Logo Questions Linux Laravel Mysql Ubuntu Git Menu
 

Why is this xts frequency always 1?

Tags:

r

time-series

xts

I'm creating an xts object with a weekly (7 day) frequency to use in forecasting. However, even when using the frequency=7 argument in the xts call, the resulting xts object has a frequency of 1.

Here's an example with random data:

> values <- rnorm(364, 10)
> days <- seq.Date(from=as.Date("2014-01-01"), to=as.Date("2014-12-30"), by='days')
> x <- xts(values, order.by=days, frequency=7)
> frequency(x)
[1] 1

I have also tried, after using the above code, frequency(x) <- 7. However, this changes the class of x to only zooreg and zoo, losing the xts class and messing with the time stamp formats.

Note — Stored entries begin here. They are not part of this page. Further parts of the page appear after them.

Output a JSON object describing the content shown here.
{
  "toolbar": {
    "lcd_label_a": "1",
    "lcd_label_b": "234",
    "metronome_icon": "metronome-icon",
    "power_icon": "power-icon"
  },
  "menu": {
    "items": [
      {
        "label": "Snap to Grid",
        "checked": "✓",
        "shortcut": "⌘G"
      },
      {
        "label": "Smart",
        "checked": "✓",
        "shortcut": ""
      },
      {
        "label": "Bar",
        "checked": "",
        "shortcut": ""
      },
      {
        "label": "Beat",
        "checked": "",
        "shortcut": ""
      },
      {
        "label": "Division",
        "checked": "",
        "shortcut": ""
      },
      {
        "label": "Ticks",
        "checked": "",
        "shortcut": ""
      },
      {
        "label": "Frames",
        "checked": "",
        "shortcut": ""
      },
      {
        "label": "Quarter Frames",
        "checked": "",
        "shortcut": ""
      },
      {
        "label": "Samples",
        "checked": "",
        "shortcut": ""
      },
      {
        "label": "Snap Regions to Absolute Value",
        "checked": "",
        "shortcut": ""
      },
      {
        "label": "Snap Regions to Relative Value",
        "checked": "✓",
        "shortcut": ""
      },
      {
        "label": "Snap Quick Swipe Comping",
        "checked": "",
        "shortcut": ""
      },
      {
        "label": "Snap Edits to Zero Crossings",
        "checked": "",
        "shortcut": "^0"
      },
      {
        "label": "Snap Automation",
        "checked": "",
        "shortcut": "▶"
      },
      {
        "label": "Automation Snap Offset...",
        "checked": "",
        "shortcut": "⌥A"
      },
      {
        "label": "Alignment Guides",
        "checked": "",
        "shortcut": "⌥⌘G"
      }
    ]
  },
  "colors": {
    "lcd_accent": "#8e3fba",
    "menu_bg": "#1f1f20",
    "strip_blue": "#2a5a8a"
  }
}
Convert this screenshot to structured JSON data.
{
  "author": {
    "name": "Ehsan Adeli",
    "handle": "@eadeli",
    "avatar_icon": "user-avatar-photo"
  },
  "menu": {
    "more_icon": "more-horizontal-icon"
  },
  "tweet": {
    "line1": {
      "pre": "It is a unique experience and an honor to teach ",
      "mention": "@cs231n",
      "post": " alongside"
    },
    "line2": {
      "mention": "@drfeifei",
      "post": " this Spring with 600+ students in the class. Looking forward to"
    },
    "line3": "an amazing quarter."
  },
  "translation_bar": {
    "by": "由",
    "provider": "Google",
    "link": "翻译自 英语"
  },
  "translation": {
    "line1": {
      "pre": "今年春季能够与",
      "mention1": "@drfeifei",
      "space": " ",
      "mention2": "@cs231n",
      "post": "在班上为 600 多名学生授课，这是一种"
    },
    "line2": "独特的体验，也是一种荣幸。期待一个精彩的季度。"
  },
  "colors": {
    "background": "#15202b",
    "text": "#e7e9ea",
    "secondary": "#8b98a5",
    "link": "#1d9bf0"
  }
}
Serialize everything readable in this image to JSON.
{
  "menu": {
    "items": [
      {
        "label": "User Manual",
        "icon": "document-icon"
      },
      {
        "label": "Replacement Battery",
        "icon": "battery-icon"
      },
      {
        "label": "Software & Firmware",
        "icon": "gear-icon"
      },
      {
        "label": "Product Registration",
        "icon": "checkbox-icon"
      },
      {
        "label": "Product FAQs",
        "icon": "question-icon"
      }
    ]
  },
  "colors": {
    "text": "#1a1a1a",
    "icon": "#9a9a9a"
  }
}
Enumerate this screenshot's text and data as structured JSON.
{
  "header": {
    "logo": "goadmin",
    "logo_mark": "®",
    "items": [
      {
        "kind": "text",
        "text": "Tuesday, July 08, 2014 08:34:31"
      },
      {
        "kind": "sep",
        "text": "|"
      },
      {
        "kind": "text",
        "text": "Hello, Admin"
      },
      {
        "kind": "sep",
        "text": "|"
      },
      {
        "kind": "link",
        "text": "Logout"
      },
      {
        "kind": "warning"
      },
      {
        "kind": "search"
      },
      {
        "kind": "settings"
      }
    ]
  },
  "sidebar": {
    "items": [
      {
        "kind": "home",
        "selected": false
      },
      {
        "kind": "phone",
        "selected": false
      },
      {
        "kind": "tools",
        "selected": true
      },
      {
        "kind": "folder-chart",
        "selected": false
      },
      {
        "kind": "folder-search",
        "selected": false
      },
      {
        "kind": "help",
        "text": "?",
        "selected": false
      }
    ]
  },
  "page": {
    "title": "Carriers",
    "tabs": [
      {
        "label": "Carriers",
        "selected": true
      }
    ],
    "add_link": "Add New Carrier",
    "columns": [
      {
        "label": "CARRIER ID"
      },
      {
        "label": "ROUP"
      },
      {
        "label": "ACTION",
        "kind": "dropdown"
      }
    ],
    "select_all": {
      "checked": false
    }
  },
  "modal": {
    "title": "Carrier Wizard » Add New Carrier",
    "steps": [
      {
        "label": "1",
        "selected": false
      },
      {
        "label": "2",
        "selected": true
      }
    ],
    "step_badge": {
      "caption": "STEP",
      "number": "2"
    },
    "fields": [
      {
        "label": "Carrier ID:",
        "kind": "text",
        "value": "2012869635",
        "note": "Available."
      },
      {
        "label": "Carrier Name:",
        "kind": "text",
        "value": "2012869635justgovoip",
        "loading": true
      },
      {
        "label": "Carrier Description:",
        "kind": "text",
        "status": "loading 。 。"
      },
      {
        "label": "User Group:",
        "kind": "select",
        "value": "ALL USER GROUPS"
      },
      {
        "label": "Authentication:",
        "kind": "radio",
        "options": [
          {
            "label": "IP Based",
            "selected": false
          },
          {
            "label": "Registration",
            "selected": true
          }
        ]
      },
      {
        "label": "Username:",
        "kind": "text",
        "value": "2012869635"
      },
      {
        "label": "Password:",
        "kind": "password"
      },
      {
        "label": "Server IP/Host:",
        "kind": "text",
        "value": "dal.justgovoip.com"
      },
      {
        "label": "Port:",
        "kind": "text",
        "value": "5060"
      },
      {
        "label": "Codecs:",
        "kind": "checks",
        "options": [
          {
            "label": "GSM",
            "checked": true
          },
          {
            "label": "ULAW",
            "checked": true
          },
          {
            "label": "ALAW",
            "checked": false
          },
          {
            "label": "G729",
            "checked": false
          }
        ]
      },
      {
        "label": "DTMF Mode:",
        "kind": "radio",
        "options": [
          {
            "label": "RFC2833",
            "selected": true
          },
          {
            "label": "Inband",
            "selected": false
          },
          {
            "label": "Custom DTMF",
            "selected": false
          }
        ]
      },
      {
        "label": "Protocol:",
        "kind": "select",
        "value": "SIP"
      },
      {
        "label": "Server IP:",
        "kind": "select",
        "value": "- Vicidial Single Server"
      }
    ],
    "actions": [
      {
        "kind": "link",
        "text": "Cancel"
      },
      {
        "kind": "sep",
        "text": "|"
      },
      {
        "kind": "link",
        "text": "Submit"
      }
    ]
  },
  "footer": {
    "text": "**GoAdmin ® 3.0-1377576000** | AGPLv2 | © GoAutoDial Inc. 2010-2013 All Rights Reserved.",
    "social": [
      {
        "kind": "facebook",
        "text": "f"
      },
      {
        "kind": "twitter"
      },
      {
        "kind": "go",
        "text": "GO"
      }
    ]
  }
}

Does xts automatically choose a frequency based on analyzing the data in some way? If so, how can you override this to set a specific frequency for forecasting purposes (in this case, passing a seasonal time series to ets from the forecast package)?

I understand that xts may not allow frequencies that don't make sense, but a frequency of 7 with daily time stamps seems pretty logical.

like image 408
NathanC Avatar asked Mar 13 '23 19:03

NathanC


1 Answers

Consecutive Date class dates always have a frequency of 1 since consecutive dates are 1 apart. Use ts or zooreg to get a frequency of 7:

tt <- ts(values, frequency = 7)

library(zoo)
zr <- as.zooreg(tt)
# or
zr <- zooreg(values, frequency = 7)

These will create a series whose times are 1, 1+1/7, 1+2/7, ...

If we have some index values of zr

zrdates <- index(zr)[5:12]

we can recover the dates from zrdates like this:

days[match(zrdates, index(zr))]

As pointed out in the comments xts does not support this type of series.